In these abilities, Wikipedia approaches closer to the ideals originally set forth by Vannevar Bush and Ted Nelson for the information retrieval system of the future. Bush describes “[w]holly new forms of encyclopedias…ready made with a mesh of associative trails running through them….The chemist, struggling with the synthesis of an organic compound, has all the chemical literature before him in his laboratory, with trails following the analogies of compounds, and side trails to their physical and chemical behavior” (46). Granted, Wikipedia is not as specialized as a doctor would need, but the technology involved is exactly what Bush is describing, with hypertext establishing numerous associative connections for efficient investigation in whatever degree of depth or breadth required.
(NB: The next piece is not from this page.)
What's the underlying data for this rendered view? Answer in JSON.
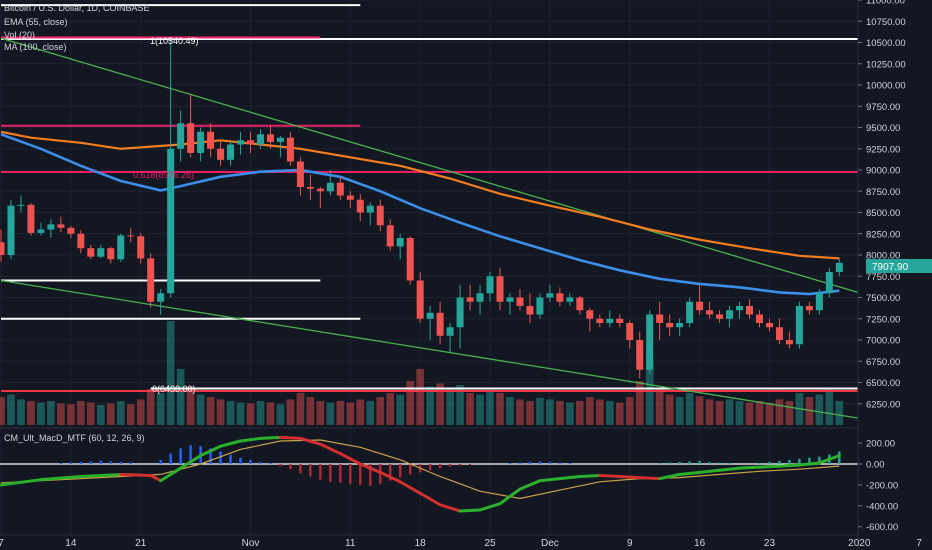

Nelson comments on another aspect for the development of information retrieval, that “[i]nformation systems must have built in the capacity to accept the new categorization systems as they evolve from, or outside, the framework of the old” (144). Knowledge is constantly changing, and more information is always amassing; the best retrieval systems will be able to adapt to this change. Wikipedia, with its option to be viewed in various outlines, through word searches, or through numerous associative links establish innumerable categories. Clearly, Wikipedia is one of the leading developments in new media application, providing better organization and faster access. It is truly the greatest “great book.”